A tribal land acknowledgement adopted in Tempe, Arizona, recognizes that the “landscape” in and around the city—including Papago Park in Phoenix, pictured—are “sacred to the O’Odham and Piipaash,” two tribes with long histories in the region. In Arizona and other states, some local governments are formally recognizing Native American connections to lands. /brimanning/Creative Commons
By Caitlin Dewey | Stateline
Doreen Garlid, a first-term city councilmember in Tempe, Arizona, pinched her leg under the table to keep from weeping as she read a Jan. 14 resolution into the record.
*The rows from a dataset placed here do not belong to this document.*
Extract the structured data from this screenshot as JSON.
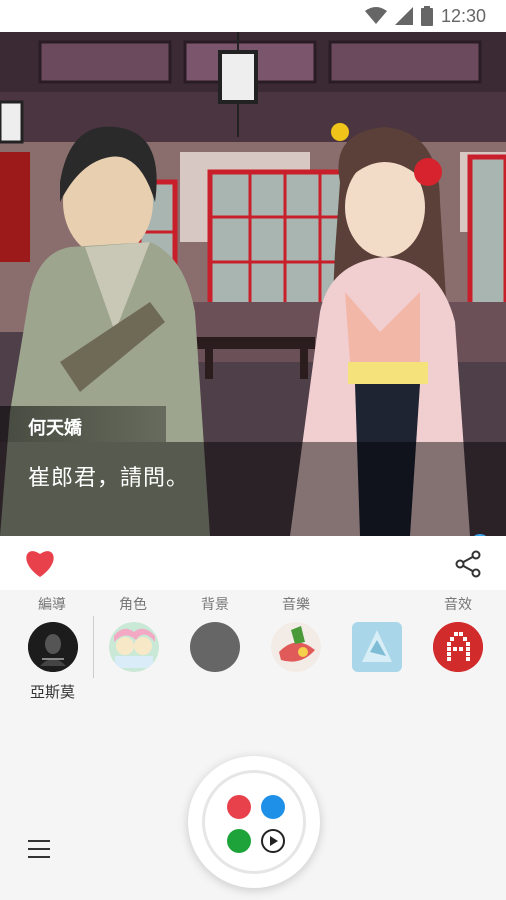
{
  "status_bar": {
    "time": "12:30",
    "icons": [
      "wifi-icon",
      "signal-icon",
      "battery-icon"
    ]
  },
  "scene": {
    "speaker_name": "何天嬌",
    "dialog_text": "崔郎君，請問。"
  },
  "actions": {
    "like_icon": "heart-icon",
    "share_icon": "share-icon",
    "like_color": "#e8414b"
  },
  "categories": {
    "director": "編導",
    "characters": "角色",
    "background": "背景",
    "music": "音樂",
    "sound_effect": "音效"
  },
  "director_name": "亞斯莫",
  "fab": {
    "dot_colors": [
      "#e8414b",
      "#1e90e8",
      "#1ea33a"
    ],
    "play_icon": "play-icon"
  },
  "menu_icon": "hamburger-menu-icon"
}
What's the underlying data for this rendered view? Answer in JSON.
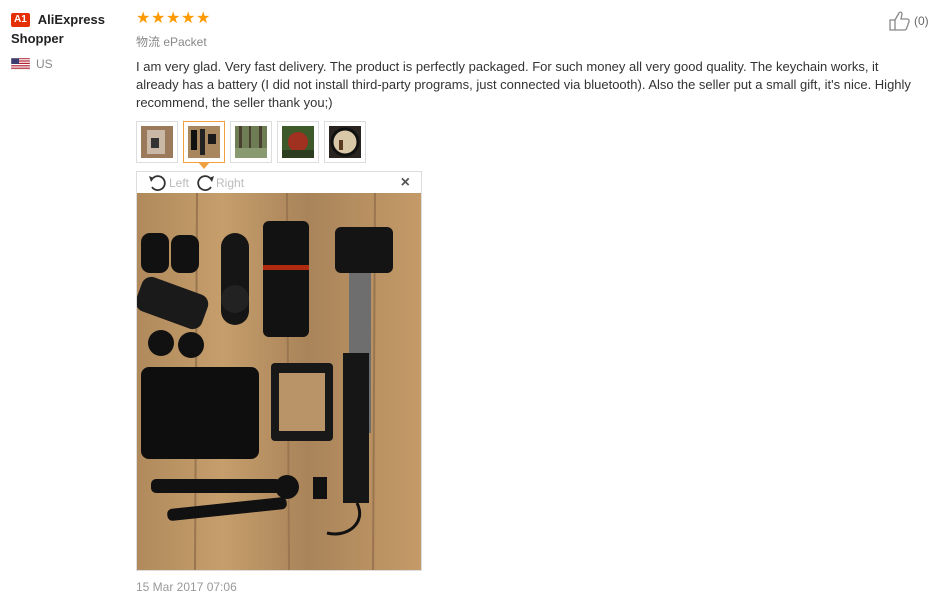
{
  "user": {
    "badge": "A1",
    "name_line1": "AliExpress",
    "name_line2": "Shopper",
    "country": "US"
  },
  "rating": {
    "stars": 5
  },
  "helpful": {
    "count": "(0)"
  },
  "shipping": "物流 ePacket",
  "review_text": "I am very glad. Very fast delivery. The product is perfectly packaged. For such money all very good quality. The keychain works, it already has a battery (I did not install third-party programs, just connected via bluetooth). Also the seller put a small gift, it's nice. Highly recommend, the seller thank you;)",
  "viewer": {
    "rotate_left": "Left",
    "rotate_right": "Right",
    "close": "×"
  },
  "date": "15 Mar 2017 07:06",
  "colors": {
    "star": "#ff9a00",
    "badge": "#e62e04",
    "active_thumb": "#f0a040"
  }
}
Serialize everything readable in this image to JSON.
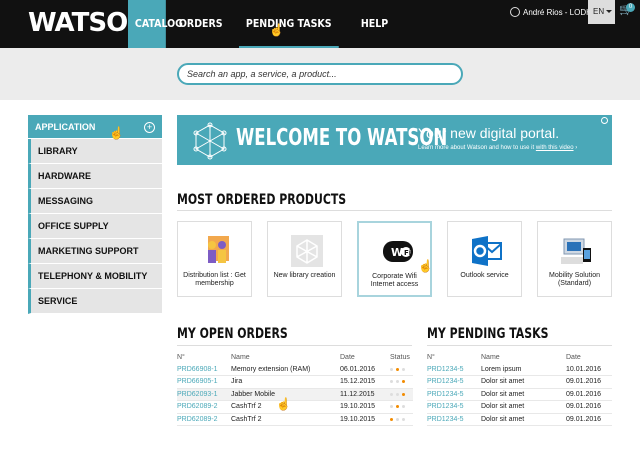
{
  "brand": "WATSON",
  "nav": [
    "CATALOG",
    "ORDERS",
    "PENDING TASKS",
    "HELP"
  ],
  "user": "André Rios - LODH",
  "language": "EN",
  "cart_count": "0",
  "search_placeholder": "Search an app, a service, a product...",
  "sidebar": [
    "APPLICATION",
    "LIBRARY",
    "HARDWARE",
    "MESSAGING",
    "OFFICE SUPPLY",
    "MARKETING SUPPORT",
    "TELEPHONY & MOBILITY",
    "SERVICE"
  ],
  "welcome": {
    "title": "WELCOME TO WATSON",
    "subtitle": "Your new digital portal.",
    "body": "Learn more about Watson and how to use it",
    "link": "with this video"
  },
  "products_title": "MOST ORDERED PRODUCTS",
  "products": [
    {
      "name": "Distribution list : Get membership",
      "icon": "people-icon"
    },
    {
      "name": "New library creation",
      "icon": "cube-icon"
    },
    {
      "name": "Corporate Wifi Internet access",
      "icon": "wifi-icon"
    },
    {
      "name": "Outlook service",
      "icon": "outlook-icon"
    },
    {
      "name": "Mobility Solution (Standard)",
      "icon": "mobile-devices-icon"
    }
  ],
  "orders": {
    "title": "MY OPEN ORDERS",
    "headers": [
      "N°",
      "Name",
      "Date",
      "Status"
    ],
    "rows": [
      [
        "PRD66908-1",
        "Memory extension (RAM)",
        "06.01.2016"
      ],
      [
        "PRD66905-1",
        "Jira",
        "15.12.2015"
      ],
      [
        "PRD62093-1",
        "Jabber Mobile",
        "11.12.2015"
      ],
      [
        "PRD62089-2",
        "CashTrf 2",
        "19.10.2015"
      ],
      [
        "PRD62089-2",
        "CashTrf 2",
        "19.10.2015"
      ]
    ]
  },
  "tasks": {
    "title": "MY PENDING TASKS",
    "headers": [
      "N°",
      "Name",
      "Date"
    ],
    "rows": [
      [
        "PRD1234-5",
        "Lorem ipsum",
        "10.01.2016"
      ],
      [
        "PRD1234-5",
        "Dolor sit amet",
        "09.01.2016"
      ],
      [
        "PRD1234-5",
        "Dolor sit amet",
        "09.01.2016"
      ],
      [
        "PRD1234-5",
        "Dolor sit amet",
        "09.01.2016"
      ],
      [
        "PRD1234-5",
        "Dolor sit amet",
        "09.01.2016"
      ]
    ]
  }
}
The unusual resolution, popularly known as a land acknowledgement, declared that Tempe sits on traditional O’Odham and Piipaash lands—and celebrates the contributions the two tribes made to the region.
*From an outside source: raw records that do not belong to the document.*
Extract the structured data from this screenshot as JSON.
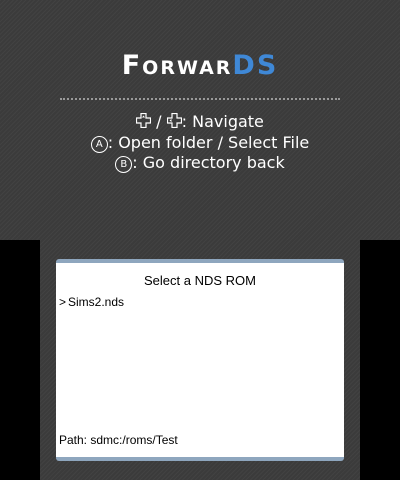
{
  "top_screen": {
    "logo": {
      "part1": "Forwar",
      "part2": "DS",
      "accent_color": "#3f88d6"
    },
    "help": [
      {
        "icons": [
          "dpad-icon",
          "dpad-icon"
        ],
        "separator": " / ",
        "text": ": Navigate"
      },
      {
        "icon": "a-button-icon",
        "icon_glyph": "A",
        "text": ": Open folder / Select File"
      },
      {
        "icon": "b-button-icon",
        "icon_glyph": "B",
        "text": ": Go directory back"
      }
    ]
  },
  "bottom_screen": {
    "title": "Select a NDS ROM",
    "cursor": ">",
    "files": [
      {
        "name": "Sims2.nds",
        "selected": true
      }
    ],
    "path_label": "Path: sdmc:/roms/Test"
  }
}
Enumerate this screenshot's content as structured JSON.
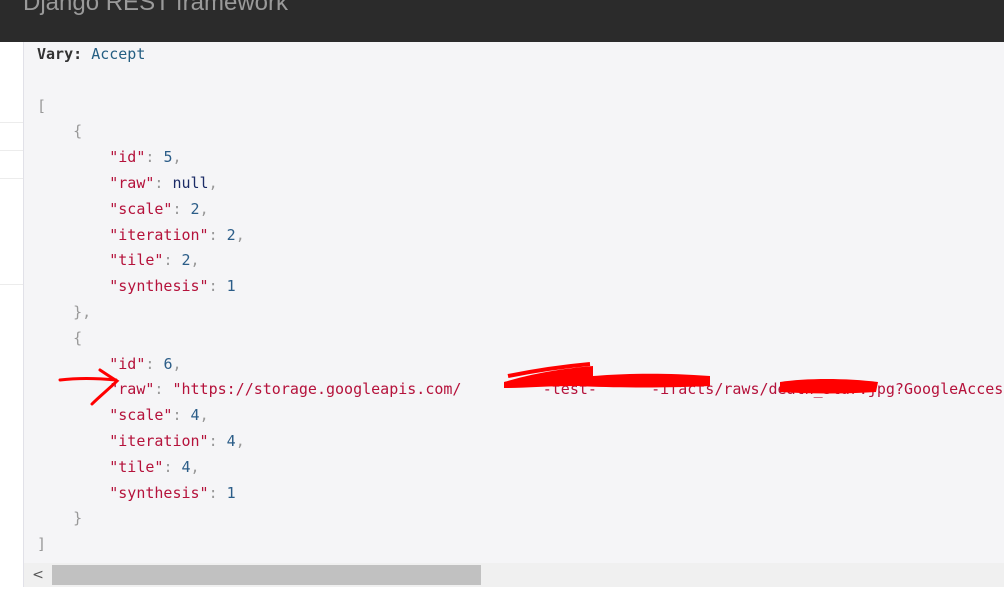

“We wish to acknowledge that Tempe is the homeland of the Native people who have inhabited this landscape since time immemorial,” the resolution begins.
Garlid, who is Navajo, grew up hearing her grandmother’s stories of being kidnapped into an American Indian boarding school in the 1930s. Staff beat the children for speaking the Navajo language, part of what is now recognized as a national project to erase Indigenous cultures.
But today, the growing movement to adopt land acknowledgements, Garlid said, represents a historic correction. Tempe is one of an increasing number of city and state governments that have published formal statements recognizing Indigenous people and, in some cases, the violence they’ve endured. Such statements often are read before government meetings and at public events, much like the Pledge of Allegiance, and surface in official signage, government websites and email signatures.